Roberts has also given up trying to do video calls with his family as the connection is so unreliable.

Under the USO scheme, launched on March 20, applicants can ask BT to conduct a survey to establish how much it might cost to connect their property to faster internet. If the cost is £3,400 or less, it will be covered by the company. Anything above this must be paid for by the applicant, leaving Roberts with a huge bill if he wants to upgrade.

BT blames the high cost on “challenging terrain such as rivers, forests, roads and railway lines” that make co-ordination “complex” in remote areas. It said the work required in such areas might involve “up to 30 people working over a number of months with heavy equipment to dig deep trenches”.

Isel has about 30 homes within the Lake District national park. Its residents are served by an ageing copper-wire service that often needs repairing. They receive only intermittent mobile phone signals.

Elaine Church, 60, another Isel resident, has seen her internet speeds drop as low as 0.2Mbps. She has also been quoted £502,000 for a faster connection. “I was naively optimistic that we might finally get something sorted for Isel,” said Church. “When I was told how much I must contribute, I just laughed. Who do they think can afford this?”

It hasn’t helped that the village of Blindcrake, 2½ miles away, has already been upgraded to full-fibre broadband as part of the national rollout — and residents did not have to pay a penny. “Why should it cost so much simply to connect us to a hub already installed there?” Church asked.

Lana Norman, 65, a retired gardener and farmer who lives in nearby Setmurthy, has no internet and was also quoted £500,000 for a connection. “Living with no internet and a poor mobile signal is not easy, especially with local bank branches closing,” she said. “When we use the mobile phone, you have to stand in the right place for it to work. I recently used it to watch my daughter at a sheep auction, but it’s intermittent. My mother, who is 91 and lives in Canada, has faster internet than me.”

Up to 590,000 UK properties do not receive the minimum 10Mbps speeds and so may be eligible for an upgrade under the USO. This is about 2% of all premises, according to Ofcom, the communications regulator. It has asked BT to address the question of six-figure installation costs “as a matter of urgency”.

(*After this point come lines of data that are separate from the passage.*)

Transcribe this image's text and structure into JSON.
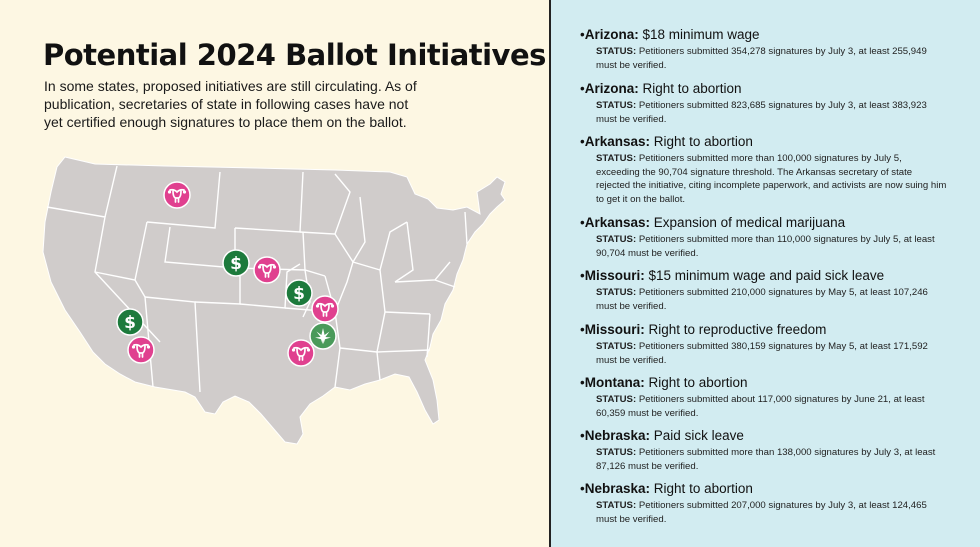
{
  "header": {
    "title": "Potential 2024 Ballot Initiatives",
    "intro": "In some states, proposed initiatives are still circulating. As of publication, secretaries of state in following cases have not yet certified enough signatures to place them on the ballot."
  },
  "colors": {
    "abortion_marker": "#e0408f",
    "wage_marker": "#1d7a3c",
    "marijuana_marker": "#4a9a5a",
    "map_fill": "#d0cccb",
    "left_bg": "#fdf7e3",
    "right_bg": "#d2ecf1"
  },
  "map": {
    "markers": [
      {
        "state": "Montana",
        "icon": "uterus-icon"
      },
      {
        "state": "Nebraska",
        "icon": "dollar-icon"
      },
      {
        "state": "Nebraska",
        "icon": "uterus-icon"
      },
      {
        "state": "Missouri",
        "icon": "dollar-icon"
      },
      {
        "state": "Missouri",
        "icon": "uterus-icon"
      },
      {
        "state": "Arkansas",
        "icon": "cannabis-leaf-icon"
      },
      {
        "state": "Arkansas",
        "icon": "uterus-icon"
      },
      {
        "state": "Arizona",
        "icon": "dollar-icon"
      },
      {
        "state": "Arizona",
        "icon": "uterus-icon"
      }
    ]
  },
  "status_label": "STATUS:",
  "initiatives": [
    {
      "bullet": "•",
      "state": "Arizona:",
      "measure": "$18 minimum wage",
      "status": "Petitioners submitted 354,278 signatures by July 3, at least 255,949 must be verified."
    },
    {
      "bullet": "•",
      "state": "Arizona:",
      "measure": "Right to abortion",
      "status": "Petitioners submitted 823,685 signatures by July 3, at least 383,923 must be verified."
    },
    {
      "bullet": "•",
      "state": "Arkansas:",
      "measure": "Right to abortion",
      "status": "Petitioners submitted more than 100,000 signatures by July 5, exceeding the 90,704 signature threshold. The Arkansas secretary of state rejected the initiative, citing incomplete paperwork, and activists are now suing him to get it on the ballot."
    },
    {
      "bullet": "•",
      "state": "Arkansas:",
      "measure": "Expansion of medical marijuana",
      "status": "Petitioners submitted more than 110,000 signatures by July 5, at least 90,704 must be verified."
    },
    {
      "bullet": "•",
      "state": "Missouri:",
      "measure": "$15 minimum wage and paid sick leave",
      "status": "Petitioners submitted 210,000 signatures by May 5, at least 107,246 must be verified."
    },
    {
      "bullet": "•",
      "state": "Missouri:",
      "measure": "Right to reproductive freedom",
      "status": "Petitioners submitted 380,159 signatures by May 5, at least 171,592 must be verified."
    },
    {
      "bullet": "•",
      "state": "Montana:",
      "measure": "Right to abortion",
      "status": "Petitioners submitted about 117,000 signatures by June 21, at least 60,359 must be verified."
    },
    {
      "bullet": "•",
      "state": "Nebraska:",
      "measure": "Paid sick leave",
      "status": "Petitioners submitted more than 138,000 signatures by July 3, at least 87,126 must be verified."
    },
    {
      "bullet": "•",
      "state": "Nebraska:",
      "measure": "Right to abortion",
      "status": "Petitioners submitted 207,000 signatures by July 3, at least 124,465 must be verified."
    }
  ]
}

The regulator said: “We’re concerned about the high amounts BT has quoted some people who request a broadband connection under the new universal service — particularly those who could share the connection costs with other homes in their area.”

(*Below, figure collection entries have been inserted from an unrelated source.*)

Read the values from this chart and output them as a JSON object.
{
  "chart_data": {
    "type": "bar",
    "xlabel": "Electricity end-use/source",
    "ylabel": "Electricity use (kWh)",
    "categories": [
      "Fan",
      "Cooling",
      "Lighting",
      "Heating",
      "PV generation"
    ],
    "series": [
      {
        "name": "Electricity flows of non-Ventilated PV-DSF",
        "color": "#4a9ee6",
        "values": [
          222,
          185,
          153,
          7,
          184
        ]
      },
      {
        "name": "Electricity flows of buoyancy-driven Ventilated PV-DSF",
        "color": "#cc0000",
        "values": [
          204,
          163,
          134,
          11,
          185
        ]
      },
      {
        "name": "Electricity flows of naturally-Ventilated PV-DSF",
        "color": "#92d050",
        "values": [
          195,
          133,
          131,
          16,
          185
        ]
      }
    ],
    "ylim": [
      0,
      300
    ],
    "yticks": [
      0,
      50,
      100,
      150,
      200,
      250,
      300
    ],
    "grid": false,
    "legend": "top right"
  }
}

BT acknowledged the costs under USO “can sometimes be significant”. Although separate estimates of £500,000 were provided to three Isel homes, the company said, it was looking at ways of sharing costs across the community. “We’re sorry for the disappointment the quotes have caused the residents,” BT added.

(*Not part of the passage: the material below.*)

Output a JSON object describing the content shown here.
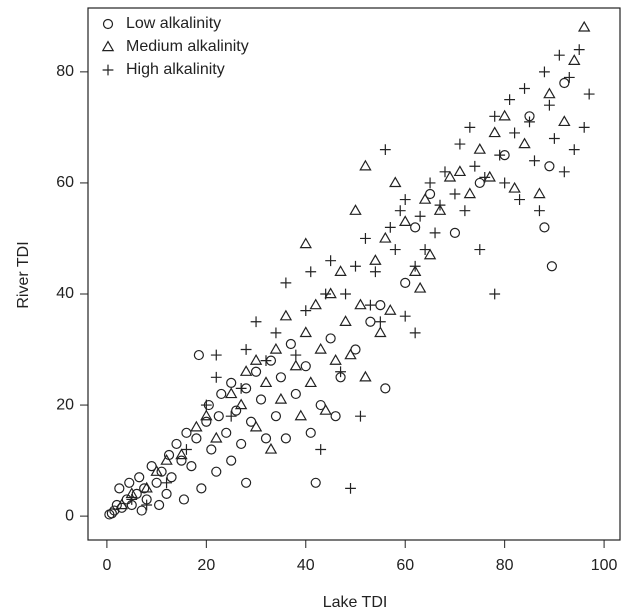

Other communities have raised funds to upgrade their own broadband, without the help of BT. Residents of Michaelston-y-Fedw, near Newport in Wales, clubbed together to boost speeds from about 8Mbps to 940Mbps, which is among the fastest in the UK.

The idea was hatched by David Schofield, 56, a retired repairer of electrical devices, and four other residents at a local pub. “We did everything ourselves, all the cabling, digging up the roads and connecting the cables to a Newport hub,” Schofield said.

They started digging in February 2018 and had their first connection in June that year. They now have about 240 customers who each pay about £30 a month. The freezing that afflicts Roberts’s television reception, however, is likely to extend deep into winter.